Complete step by step answer:
In the question we are given that velocity of a de-Broglie wavelength of an electron is $1.5\times {{10}^{8}}m/s$ and we are also given that wavelength of an electron is equal to proton so, first of all we will find the values of wavelength of electron and proton by using the formula,
$\lambda =\dfrac{h}{p}=\dfrac{c}{v}\Rightarrow p=\dfrac{h}{\lambda }$ ………………………(i)
Where, $\lambda $ is wavelength, h is planck's constant, p is momentum, c is velocity of light, and v is velocity of particle,
And ${{\lambda }_{p}}={{\lambda }_{e}}$
Now, the kinetic energy of electron and proton can be given by the formula,
$k=\dfrac{1}{2}m{{v}^{2}}=\dfrac{1}{2}p{{v}_{e}}$ …………………………….(ii)

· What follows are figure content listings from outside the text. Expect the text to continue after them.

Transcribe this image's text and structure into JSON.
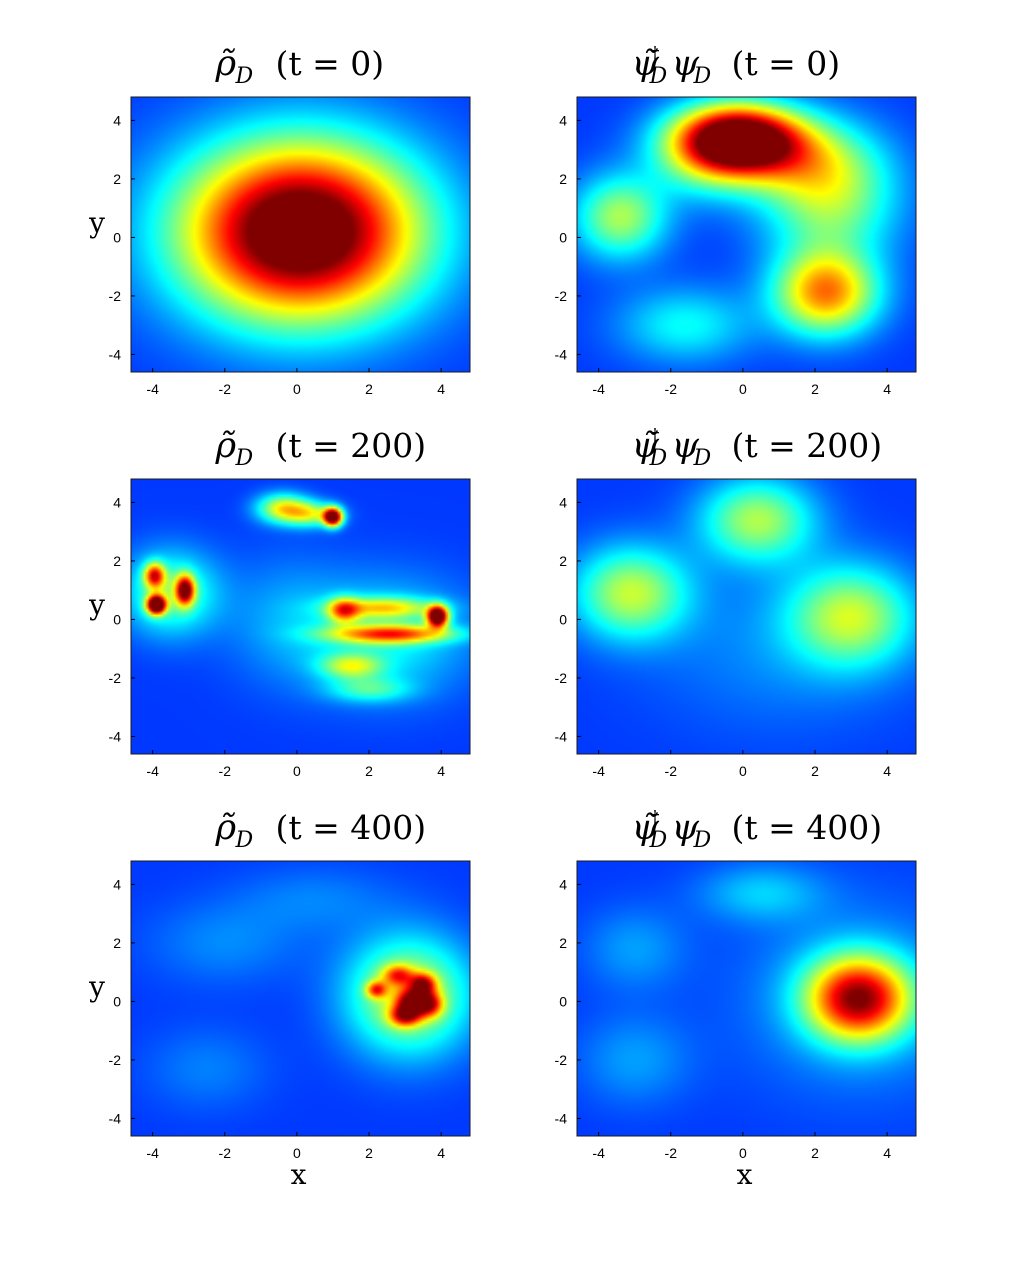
{
  "chart_data": [
    {
      "type": "heatmap",
      "title": {
        "symbol": "ρ̃",
        "subscript": "D",
        "time": "(t = 0)"
      },
      "xlabel": "",
      "ylabel": "y",
      "xlim": [
        -4.6,
        4.8
      ],
      "ylim": [
        -4.6,
        4.8
      ],
      "xticks": [
        "-4",
        "-2",
        "0",
        "2",
        "4"
      ],
      "yticks": [
        "4",
        "2",
        "0",
        "-2",
        "-4"
      ],
      "colormap": "jet",
      "blobs": [
        {
          "x": 0.1,
          "y": 0.2,
          "sx": 2.3,
          "sy": 2.1,
          "amp": 1.0
        }
      ]
    },
    {
      "type": "heatmap",
      "title": {
        "symbol": "ψ̃",
        "superscript": "†",
        "subscript": "D",
        "operand": "ψ",
        "operand_subscript": "D",
        "time": "(t = 0)"
      },
      "xlabel": "",
      "ylabel": "",
      "xlim": [
        -4.6,
        4.8
      ],
      "ylim": [
        -4.6,
        4.8
      ],
      "xticks": [
        "-4",
        "-2",
        "0",
        "2",
        "4"
      ],
      "yticks": [
        "4",
        "2",
        "0",
        "-2",
        "-4"
      ],
      "colormap": "jet",
      "blobs": [
        {
          "x": -0.1,
          "y": 3.4,
          "sx": 1.2,
          "sy": 0.8,
          "amp": 0.88
        },
        {
          "x": 2.3,
          "y": -1.9,
          "sx": 1.0,
          "sy": 1.0,
          "amp": 0.56
        },
        {
          "x": 2.4,
          "y": 1.4,
          "sx": 1.3,
          "sy": 1.5,
          "amp": 0.36
        },
        {
          "x": 1.2,
          "y": 2.7,
          "sx": 1.4,
          "sy": 0.9,
          "amp": 0.24
        },
        {
          "x": -3.4,
          "y": 0.7,
          "sx": 0.9,
          "sy": 1.0,
          "amp": 0.36
        },
        {
          "x": -1.6,
          "y": -3.0,
          "sx": 1.3,
          "sy": 0.9,
          "amp": 0.2
        },
        {
          "x": -1.0,
          "y": 2.8,
          "sx": 1.1,
          "sy": 1.0,
          "amp": 0.26
        }
      ]
    },
    {
      "type": "heatmap",
      "title": {
        "symbol": "ρ̃",
        "subscript": "D",
        "time": "(t = 200)"
      },
      "xlabel": "",
      "ylabel": "y",
      "xlim": [
        -4.6,
        4.8
      ],
      "ylim": [
        -4.6,
        4.8
      ],
      "xticks": [
        "-4",
        "-2",
        "0",
        "2",
        "4"
      ],
      "yticks": [
        "4",
        "2",
        "0",
        "-2",
        "-4"
      ],
      "colormap": "jet",
      "blobs": [
        {
          "x": -3.9,
          "y": 0.5,
          "sx": 0.18,
          "sy": 0.22,
          "amp": 0.95
        },
        {
          "x": -3.1,
          "y": 1.0,
          "sx": 0.18,
          "sy": 0.35,
          "amp": 0.7
        },
        {
          "x": -3.95,
          "y": 1.5,
          "sx": 0.2,
          "sy": 0.3,
          "amp": 0.55
        },
        {
          "x": -3.5,
          "y": 0.9,
          "sx": 0.9,
          "sy": 1.0,
          "amp": 0.3
        },
        {
          "x": 1.0,
          "y": 3.5,
          "sx": 0.18,
          "sy": 0.22,
          "amp": 0.9
        },
        {
          "x": -0.4,
          "y": 3.8,
          "sx": 0.5,
          "sy": 0.35,
          "amp": 0.42
        },
        {
          "x": 0.4,
          "y": 3.6,
          "sx": 0.5,
          "sy": 0.3,
          "amp": 0.35
        },
        {
          "x": 3.9,
          "y": 0.1,
          "sx": 0.2,
          "sy": 0.25,
          "amp": 0.92
        },
        {
          "x": 2.6,
          "y": -0.5,
          "sx": 1.2,
          "sy": 0.22,
          "amp": 0.5
        },
        {
          "x": 2.4,
          "y": 0.4,
          "sx": 1.0,
          "sy": 0.25,
          "amp": 0.35
        },
        {
          "x": 1.3,
          "y": 0.3,
          "sx": 0.3,
          "sy": 0.3,
          "amp": 0.4
        },
        {
          "x": 1.5,
          "y": -1.6,
          "sx": 0.6,
          "sy": 0.3,
          "amp": 0.3
        },
        {
          "x": 2.0,
          "y": -2.4,
          "sx": 0.8,
          "sy": 0.3,
          "amp": 0.2
        },
        {
          "x": 2.5,
          "y": -0.6,
          "sx": 1.6,
          "sy": 1.4,
          "amp": 0.2
        },
        {
          "x": -0.3,
          "y": 0.0,
          "sx": 1.2,
          "sy": 1.5,
          "amp": 0.1
        }
      ]
    },
    {
      "type": "heatmap",
      "title": {
        "symbol": "ψ̃",
        "superscript": "†",
        "subscript": "D",
        "operand": "ψ",
        "operand_subscript": "D",
        "time": "(t = 200)"
      },
      "xlabel": "",
      "ylabel": "",
      "xlim": [
        -4.6,
        4.8
      ],
      "ylim": [
        -4.6,
        4.8
      ],
      "xticks": [
        "-4",
        "-2",
        "0",
        "2",
        "4"
      ],
      "yticks": [
        "4",
        "2",
        "0",
        "-2",
        "-4"
      ],
      "colormap": "jet",
      "blobs": [
        {
          "x": -3.1,
          "y": 0.9,
          "sx": 1.1,
          "sy": 1.1,
          "amp": 0.38
        },
        {
          "x": 0.4,
          "y": 3.4,
          "sx": 1.1,
          "sy": 1.0,
          "amp": 0.36
        },
        {
          "x": 3.0,
          "y": 0.1,
          "sx": 1.2,
          "sy": 1.2,
          "amp": 0.36
        },
        {
          "x": 1.0,
          "y": -1.0,
          "sx": 2.5,
          "sy": 2.0,
          "amp": 0.08
        }
      ]
    },
    {
      "type": "heatmap",
      "title": {
        "symbol": "ρ̃",
        "subscript": "D",
        "time": "(t = 400)"
      },
      "xlabel": "x",
      "ylabel": "y",
      "xlim": [
        -4.6,
        4.8
      ],
      "ylim": [
        -4.6,
        4.8
      ],
      "xticks": [
        "-4",
        "-2",
        "0",
        "2",
        "4"
      ],
      "yticks": [
        "4",
        "2",
        "0",
        "-2",
        "-4"
      ],
      "colormap": "jet",
      "blobs": [
        {
          "x": 3.1,
          "y": 0.2,
          "sx": 1.2,
          "sy": 1.4,
          "amp": 0.42
        },
        {
          "x": 3.2,
          "y": 0.0,
          "sx": 0.3,
          "sy": 0.3,
          "amp": 0.5
        },
        {
          "x": 3.5,
          "y": 0.6,
          "sx": 0.25,
          "sy": 0.25,
          "amp": 0.45
        },
        {
          "x": 2.2,
          "y": 0.4,
          "sx": 0.2,
          "sy": 0.2,
          "amp": 0.4
        },
        {
          "x": 3.0,
          "y": -0.5,
          "sx": 0.3,
          "sy": 0.25,
          "amp": 0.45
        },
        {
          "x": 3.7,
          "y": -0.1,
          "sx": 0.25,
          "sy": 0.3,
          "amp": 0.4
        },
        {
          "x": 2.8,
          "y": 0.9,
          "sx": 0.3,
          "sy": 0.25,
          "amp": 0.35
        },
        {
          "x": -2.0,
          "y": 2.0,
          "sx": 1.5,
          "sy": 1.0,
          "amp": 0.08
        },
        {
          "x": -2.5,
          "y": -2.3,
          "sx": 1.2,
          "sy": 1.0,
          "amp": 0.07
        },
        {
          "x": 0.5,
          "y": 3.5,
          "sx": 1.5,
          "sy": 0.8,
          "amp": 0.07
        }
      ]
    },
    {
      "type": "heatmap",
      "title": {
        "symbol": "ψ̃",
        "superscript": "†",
        "subscript": "D",
        "operand": "ψ",
        "operand_subscript": "D",
        "time": "(t = 400)"
      },
      "xlabel": "x",
      "ylabel": "",
      "xlim": [
        -4.6,
        4.8
      ],
      "ylim": [
        -4.6,
        4.8
      ],
      "xticks": [
        "-4",
        "-2",
        "0",
        "2",
        "4"
      ],
      "yticks": [
        "4",
        "2",
        "0",
        "-2",
        "-4"
      ],
      "colormap": "jet",
      "blobs": [
        {
          "x": 3.2,
          "y": 0.1,
          "sx": 1.0,
          "sy": 1.0,
          "amp": 0.72
        },
        {
          "x": 0.5,
          "y": 3.7,
          "sx": 1.2,
          "sy": 0.7,
          "amp": 0.14
        },
        {
          "x": -3.0,
          "y": 1.8,
          "sx": 1.0,
          "sy": 1.0,
          "amp": 0.1
        },
        {
          "x": -3.0,
          "y": -2.0,
          "sx": 1.1,
          "sy": 1.1,
          "amp": 0.1
        },
        {
          "x": 3.2,
          "y": 0.1,
          "sx": 2.2,
          "sy": 2.2,
          "amp": 0.12
        }
      ]
    }
  ]
}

Now, on substituting the value of p from expression (i) in expression (ii) we will get the kinetic energy of electron as,
\[K.E{{.}_{e}}=\dfrac{h{{v}_{e}}}{2{{\lambda }_{e}}}\Rightarrow {{\lambda }_{e}}=\dfrac{h{{v}_{e}}}{2K.E{{.}_{e}}}\]
And kinetic energy of proton can be given as,
\[K.E{{.}_{p}}=\dfrac{hc}{2{{\lambda }_{p}}}\Rightarrow {{\lambda }_{e}}=\dfrac{hc}{K.E{{.}_{p}}}\]
Now, on comparing the values of wavelength as they are equal, we will get,
\[\dfrac{hc}{K.E{{.}_{p}}}=\dfrac{h{{v}_{e}}}{2K.E{{.}_{e}}}\]
\[\Rightarrow \dfrac{2hc}{h{{v}_{e}}}=\dfrac{K.E{{.}_{p}}}{K.E{{.}_{e}}}\Rightarrow \dfrac{K.E{{.}_{p}}}{K.E{{.}_{e}}}=\dfrac{2c}{{{v}_{e}}}\]
Now, on substituting the values of c and v we will get,
\[\Rightarrow \dfrac{K.E{{.}_{p}}}{K.E{{.}_{e}}}=\dfrac{2\times 3\times {{10}^{8}}}{1.5\times {{10}^{6}}}=4\]
Hence, the ratio of kinetic energy of photon and electron is 4.
Thus, option (b) is the correct answer.

Note: Wave energy of photon in de-Broglie’s wavelength can be given by the formula, in which v is velocity of electron or photon. Now in the case of photons, according to de-Broglie, light is considered as packets of energy which travel in the form of waves with a specific wavelength. This nature of light is different from the normal nature of light in the form of rays.